How to Maintain Communication and Culture as a Growing Startup

Ensure, as your business grows, that you don’t build roadblocks that get in the way of input from employees and effective collaboration.

Growth brings changes to a startup, but some of the changes may seem to be taking your growing startup in the wrong direction. John Ellis, VP of Technology, Anvl, says one of the biggest challenges their startup faced was maintaining communication and company culture as they grew.

“As a startup grows there are certain hallmarks where communication suddenly gets more difficult,” Ellis says. “Once a team can no longer fit around a cheap plastic table you need to become more intentional about communicating across the room, and once you grow beyond the effectiveness of earshot, you need to think about how you communicate equally across local and remote employees.”

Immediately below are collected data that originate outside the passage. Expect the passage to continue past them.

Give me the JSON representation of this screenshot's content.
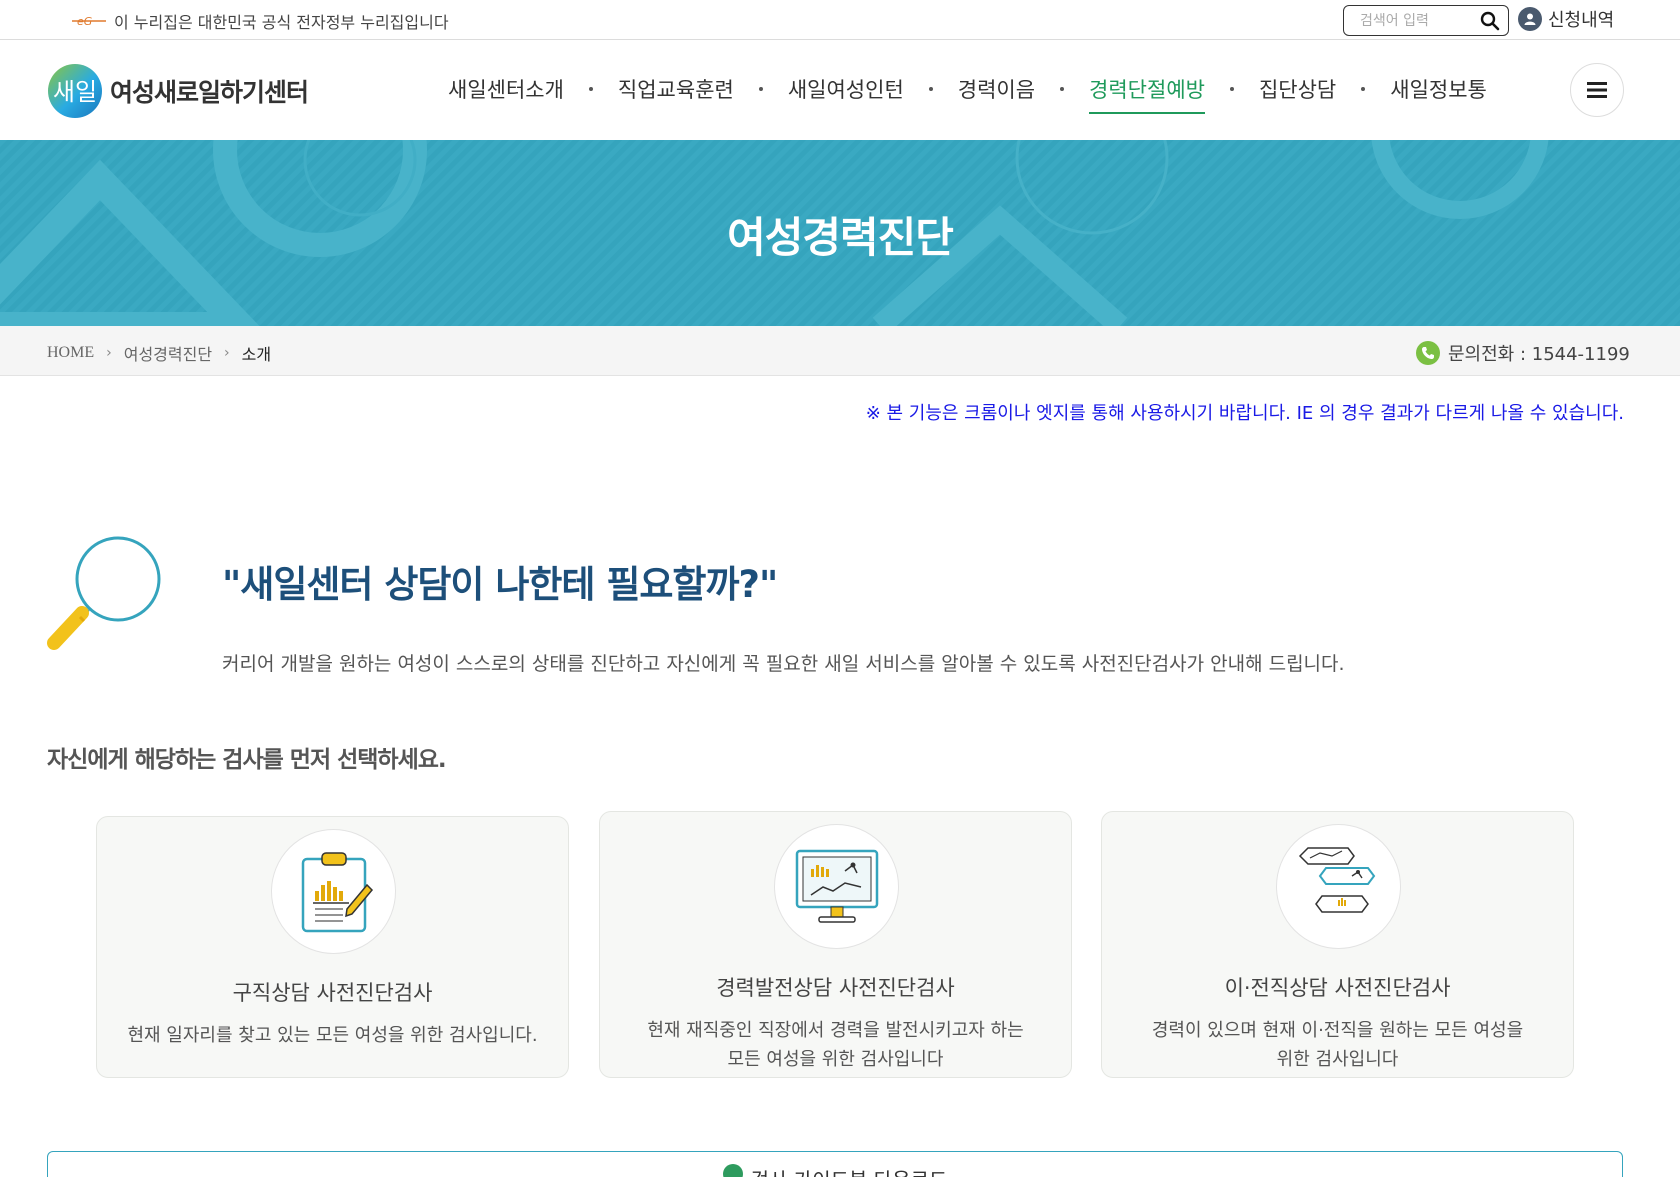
{
  "gov_banner": {
    "text": "이 누리집은 대한민국 공식 전자정부 누리집입니다",
    "search_placeholder": "검색어 입력",
    "apply_label": "신청내역"
  },
  "header": {
    "logo_mark": "새일",
    "logo_text": "여성새로일하기센터",
    "nav": [
      "새일센터소개",
      "직업교육훈련",
      "새일여성인턴",
      "경력이음",
      "경력단절예방",
      "집단상담",
      "새일정보통"
    ],
    "active_nav": "경력단절예방"
  },
  "hero": {
    "title": "여성경력진단"
  },
  "breadcrumb": {
    "home": "HOME",
    "level1": "여성경력진단",
    "current": "소개",
    "phone_label": "문의전화 : 1544-1199"
  },
  "notice": "※ 본 기능은 크롬이나 엣지를 통해 사용하시기 바랍니다. IE 의 경우 결과가 다르게 나올 수 있습니다.",
  "intro": {
    "title": "\"새일센터 상담이 나한테 필요할까?\"",
    "description": "커리어 개발을 원하는 여성이 스스로의 상태를 진단하고 자신에게 꼭 필요한 새일 서비스를 알아볼 수 있도록 사전진단검사가 안내해 드립니다."
  },
  "section_title": "자신에게 해당하는 검사를 먼저 선택하세요.",
  "cards": [
    {
      "title": "구직상담 사전진단검사",
      "desc_line1": "현재 일자리를 찾고 있는 모든 여성을 위한 검사입니다.",
      "desc_line2": ""
    },
    {
      "title": "경력발전상담 사전진단검사",
      "desc_line1": "현재 재직중인 직장에서 경력을 발전시키고자 하는",
      "desc_line2": "모든 여성을 위한 검사입니다"
    },
    {
      "title": "이·전직상담 사전진단검사",
      "desc_line1": "경력이 있으며 현재 이·전직을 원하는 모든 여성을",
      "desc_line2": "위한 검사입니다"
    }
  ],
  "download_label": "검사 가이드북 다운로드",
  "colors": {
    "hero_bg": "#35a4bd",
    "active_nav": "#1f9a5b",
    "notice": "#1a1ae6",
    "intro_title": "#1d4f7a"
  }
}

Avoid the Domino Effect that Starts with Communication Breakdown

Ellis says many facets of early-stage software companies will suffer if they don’t maintain effective communication. “Not only does a lack of communication make it difficult to send information to your workforce at large, but it also creates a culture where communication doesn’t travel back to leadership,” he explains. “This creates an insular layer between the vision of your company and the tactics to realize this vision, often creating a very different culture than the one you initially fostered.”

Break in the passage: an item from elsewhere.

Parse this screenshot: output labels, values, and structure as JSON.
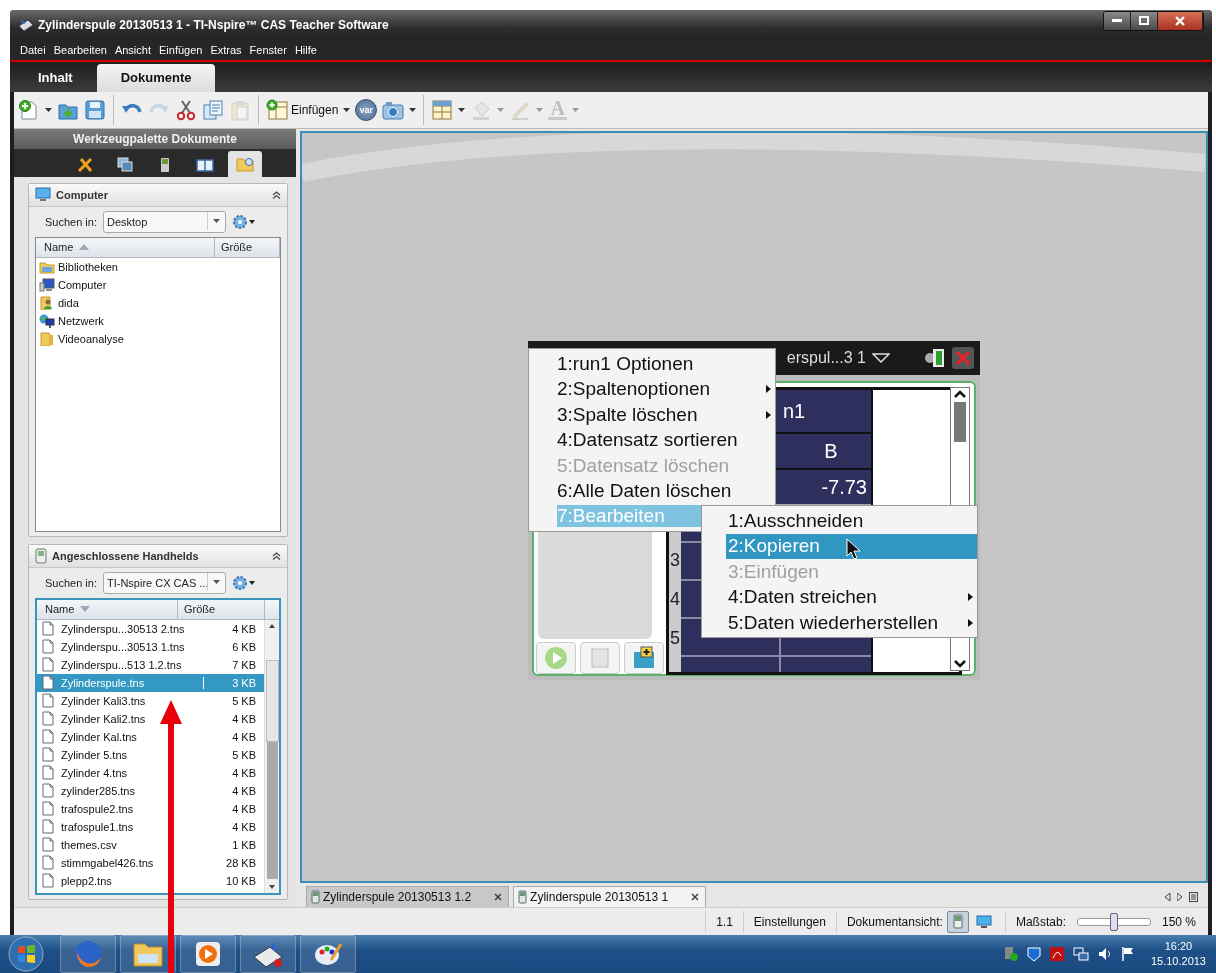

He says that Anvl understood that communication needed to be a priority as the company grew, they were interested to see how much the team had to adapt. “It was interesting to find how radically communication needs had to evolve once the company hit several hallmark team sizes,” Ellis comments. “We observe that employee and product communication strategies needing large changes at six employees, then again at ten to twelve employees, and yet again once you go beyond twenty-five.”

Growing Startups Need to Rethink their Strategies

Ellis points out that growing startups can’t expect processes that may have worked well at their company’s inception to work when the team expands. “Overcoming communication challenges required not just an evolution in existing strategies, but rethinking how we reach out to every team member. We don’t need all-hands meetings with just six people, but we certainly do at twenty. While a single team can remain in step over Slack, you can’t expect employees to monitor sales, support, and engineering channels with similar fervor,” he says.

John Ellis, VP of Technology, Anvl

“As companies expand, they need to tell the stories that provide relevant context behind the work each team is doing. At Anvl we want to be transparent on how the company is performing and where it is going, so team leaders provide regular recaps company-wide detailing both the high points and the low points from the week,” says Ellis.

“Anvl continually evaluates how we are doing with team communication by soliciting honest feedback on an ongoing basis. We are never ‘done’ improving corporate communication, and need to always make sure no one feels left behind,” he says. “By maintaining a culture of transparency, we have found that our team has not only identified that they are part of a larger vision but feel a greater sense of agency around what they do.”

He adds that managers must be intentional about obtaining feedback from their teams so they can be a conduit for information and not insulate groups from each other.

The Benefits of Effective Communication and Transparency

Ellis says when Anvl ensures that everyone is involved and informed, we sometimes make surprising discoveries: “Our safety software is found in a wide array of industries, and every employee has stories of near misses from friends and family that informs how we think about the products we build.”

He stresses that founders and leaders need to avoid the impulse to shield their employees from the chaos that sometimes exists in a growing startup and provide honest insights — in good times and bad. “Building trust means demonstrating transparency, especially during rough patches,” he says.”

Ellis adds, “I believe leaders need to be intentional in setting aside time to genuinely listen, and not in trying to fill silence with their own thoughts and updates. Many times coffee and a bagel will go much farther in unlocking team performance than a grandiose company offsite. One-on-one connections, particularly as your company grows to new heights, are critical to maintaining a culture of open communication.”